The underlying blockchain technology behind bitcoins will certainly make further headlines in 2017. Blockchain is a database where all bitcoin transactions are saved. It consists of a long chain of data blocks in which one or more transactions are being compiled, encrypted and securely stored. Transactions are very fast with blockchain, and although they are not made in real-time, they are very cheap. Ideas, where the blockchain technology might be used in the future, are only just being developed. Basically, however, it is already clear it could be beneficial for all transactions that are currently in need of a “trusted third party”. One example is smart contracts. Instead of solicitors, computers take over the contractual management, meaning that they are proofing all preconditions in live mode and are able to realise individual agreements automatically.

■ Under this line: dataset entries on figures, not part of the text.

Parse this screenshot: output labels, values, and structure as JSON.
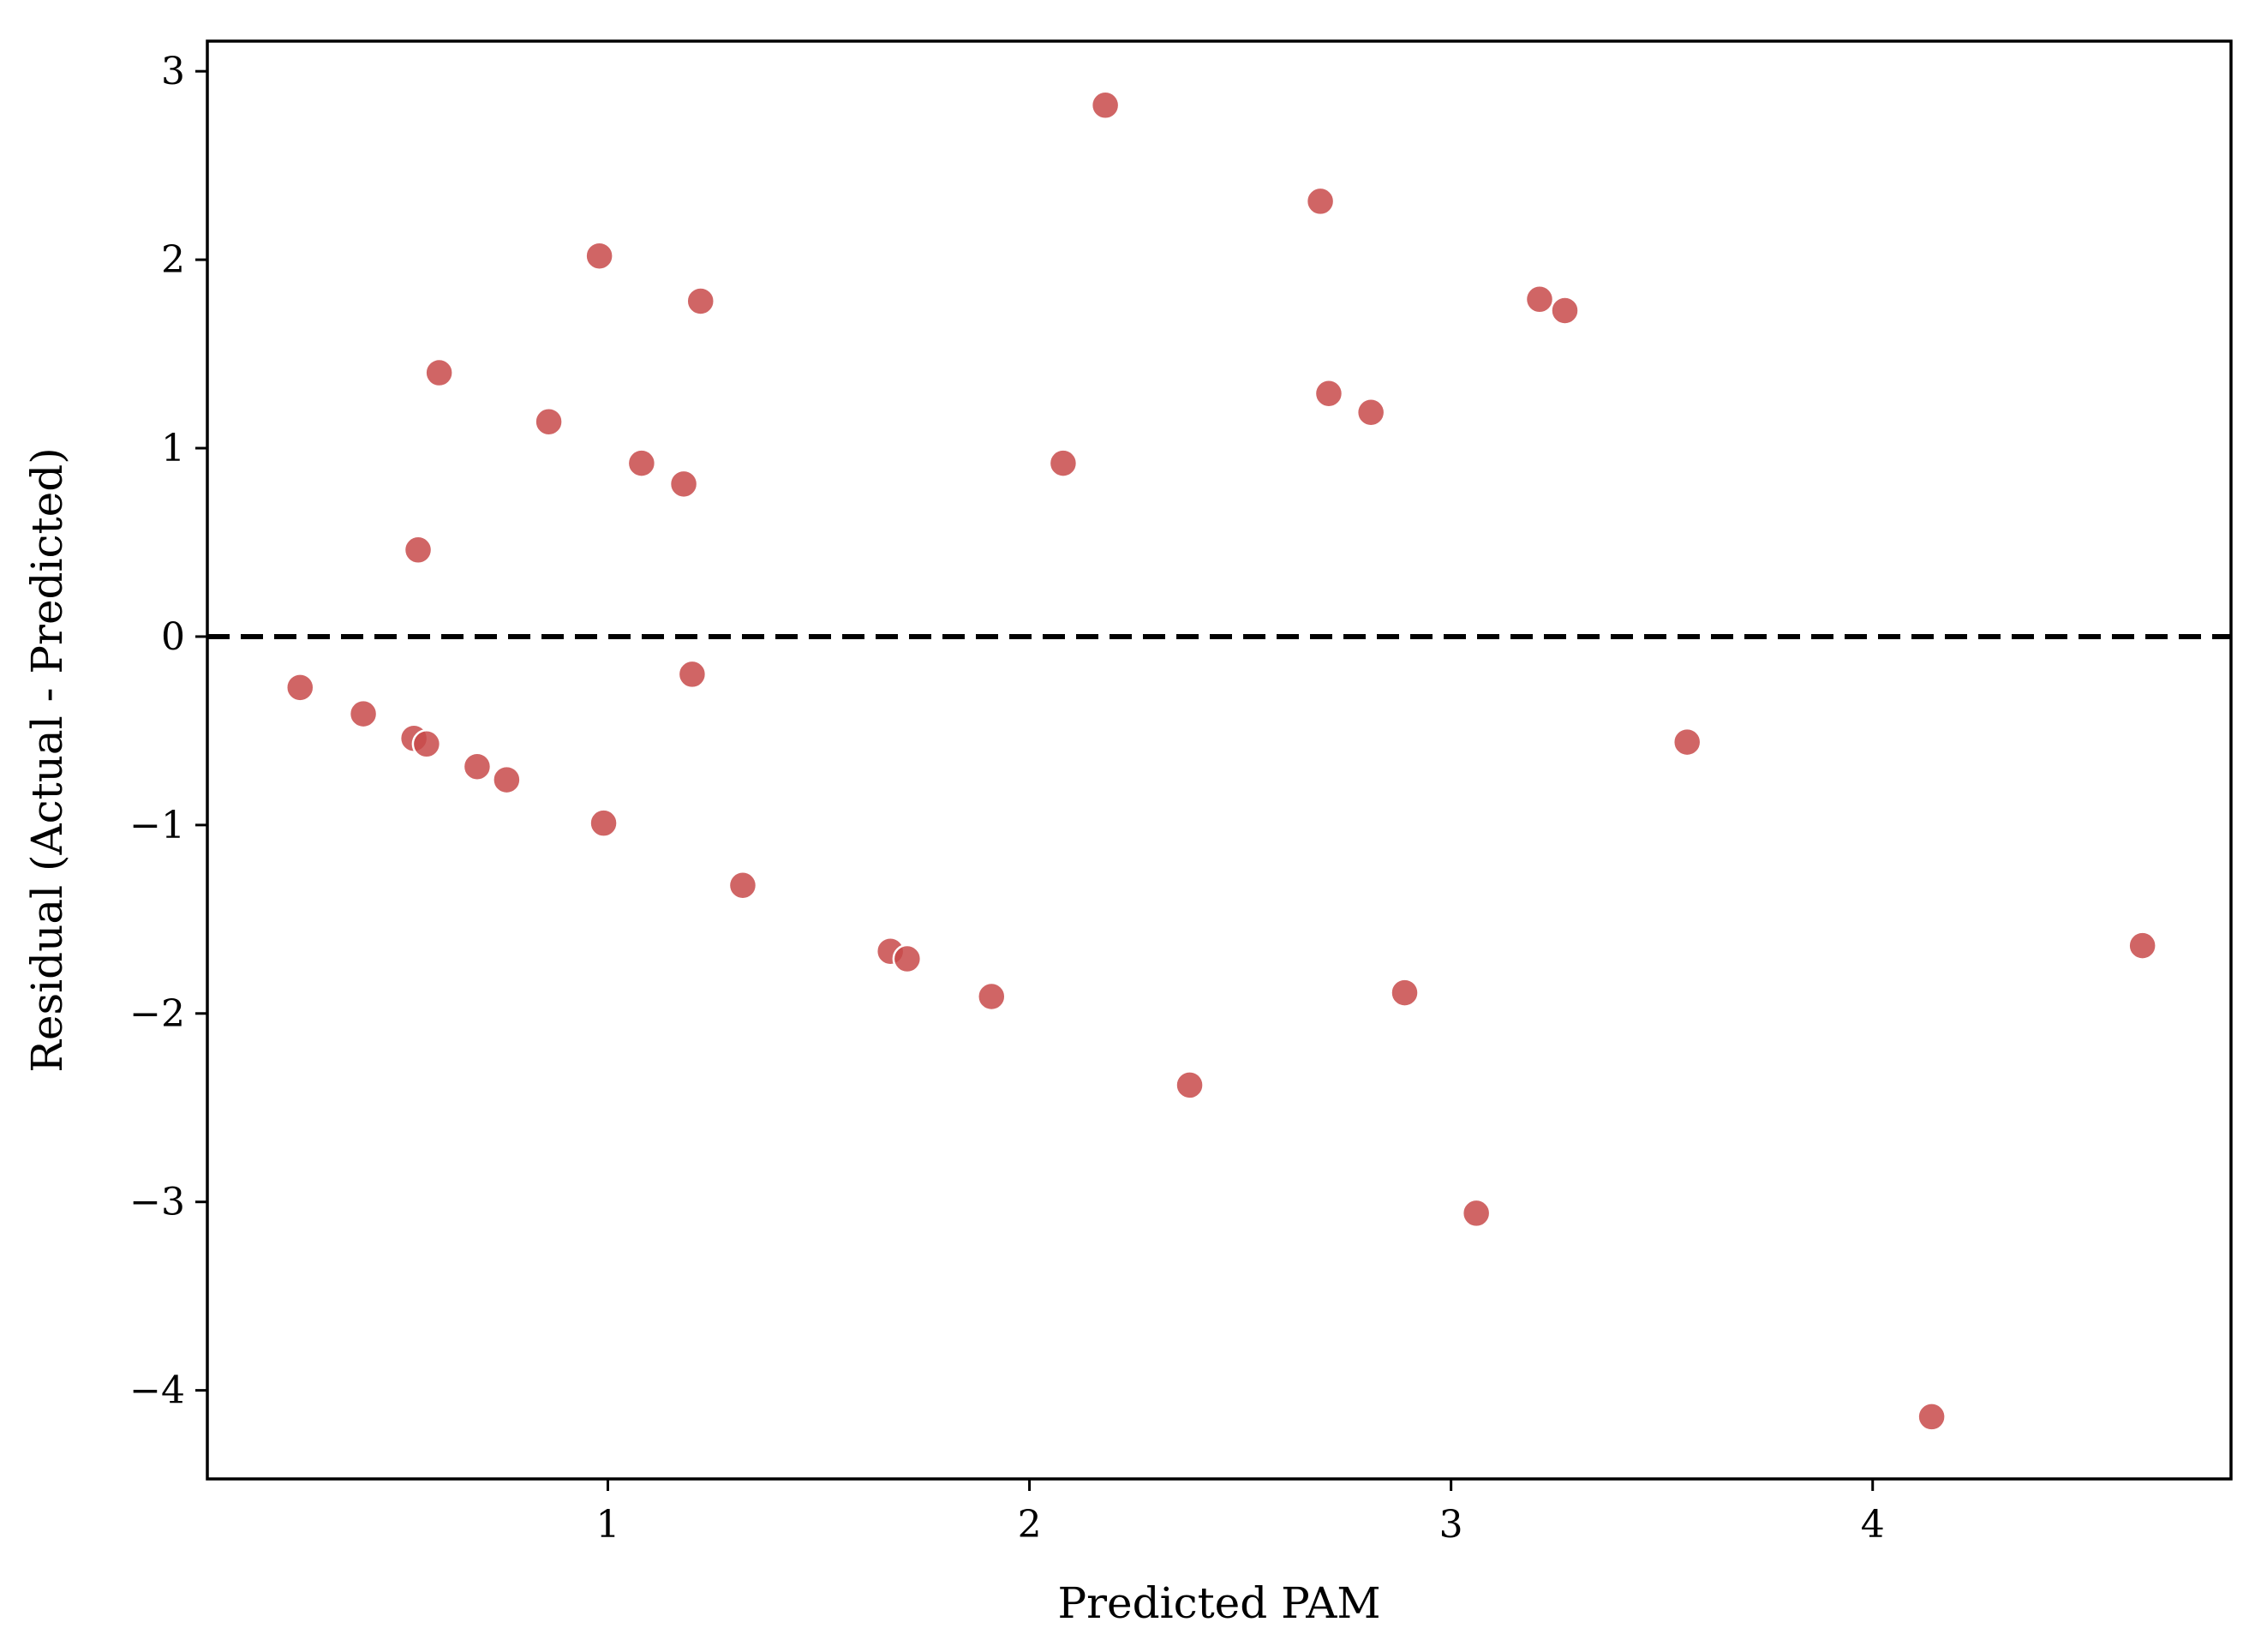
{
  "chart_data": {
    "type": "scatter",
    "xlabel": "Predicted PAM",
    "ylabel": "Residual (Actual - Predicted)",
    "xlim": [
      0.05,
      4.85
    ],
    "ylim": [
      -4.47,
      3.16
    ],
    "xticks": [
      1,
      2,
      3,
      4
    ],
    "yticks": [
      3,
      2,
      1,
      0,
      -1,
      -2,
      -3,
      -4
    ],
    "xtick_labels": [
      "1",
      "2",
      "3",
      "4"
    ],
    "ytick_labels": [
      "3",
      "2",
      "1",
      "0",
      "−1",
      "−2",
      "−3",
      "−4"
    ],
    "grid": false,
    "reference_line": {
      "y": 0,
      "style": "dashed",
      "color": "#000000"
    },
    "point_color": "#c84a4a",
    "points": [
      {
        "x": 0.27,
        "y": -0.27
      },
      {
        "x": 0.42,
        "y": -0.41
      },
      {
        "x": 0.54,
        "y": -0.54
      },
      {
        "x": 0.55,
        "y": 0.46
      },
      {
        "x": 0.57,
        "y": -0.57
      },
      {
        "x": 0.6,
        "y": 1.4
      },
      {
        "x": 0.69,
        "y": -0.69
      },
      {
        "x": 0.76,
        "y": -0.76
      },
      {
        "x": 0.86,
        "y": 1.14
      },
      {
        "x": 0.98,
        "y": 2.02
      },
      {
        "x": 0.99,
        "y": -0.99
      },
      {
        "x": 1.08,
        "y": 0.92
      },
      {
        "x": 1.18,
        "y": 0.81
      },
      {
        "x": 1.2,
        "y": -0.2
      },
      {
        "x": 1.22,
        "y": 1.78
      },
      {
        "x": 1.32,
        "y": -1.32
      },
      {
        "x": 1.67,
        "y": -1.67
      },
      {
        "x": 1.71,
        "y": -1.71
      },
      {
        "x": 1.91,
        "y": -1.91
      },
      {
        "x": 2.08,
        "y": 0.92
      },
      {
        "x": 2.18,
        "y": 2.82
      },
      {
        "x": 2.38,
        "y": -2.38
      },
      {
        "x": 2.69,
        "y": 2.31
      },
      {
        "x": 2.71,
        "y": 1.29
      },
      {
        "x": 2.81,
        "y": 1.19
      },
      {
        "x": 2.89,
        "y": -1.89
      },
      {
        "x": 3.06,
        "y": -3.06
      },
      {
        "x": 3.21,
        "y": 1.79
      },
      {
        "x": 3.27,
        "y": 1.73
      },
      {
        "x": 3.56,
        "y": -0.56
      },
      {
        "x": 4.14,
        "y": -4.14
      },
      {
        "x": 4.64,
        "y": -1.64
      }
    ]
  }
}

It has been much speculated whether the fifth Anti-money laundry directive (AML5) will actual come into play in 2017. If it does come in the form currently proposed by EU legislators, it will have a massive impact on e-money institutions. The already low limits for e-money usage without Know Your Customer (KYC) processes will be further decreased in a way e-money will lose its appeal over standard banking. That would through the baby out with the bathwater and could collapse the whole EMI industry.
Person-to-Person or Peer-to-Peer (P2P) payment solutions have been popping up across Europe and the rest of the World for quite some time, but we can expect 2017 to see the method to gain traction here in the UK. The European Retail Payments Board (ERPB) is working to facilitate the co-operation of existing and future P2P mobile payment solutions to ensure interoperability on a pan-European level. The vision is to provide any person with the ability to initiate a pan-European P2P mobile payment safely and securely. 2017 could finally see a standard brought into place which reaches a critical mass of people and enables P2P payments without the need for knowing lengthy bank account numbers.
Amazon recently unveiled plans to bring a chain of cashier-free stores to the UK next year. By using technology to track which items have been selected, the store will remove the need for products to be scanned or for customers to queue at a checkout as customers will be able to pay via smartphone as they exit the store. The introduction of such stores will accelerate the UK’s move towards a cashless and even encourage a card-less society in 2017.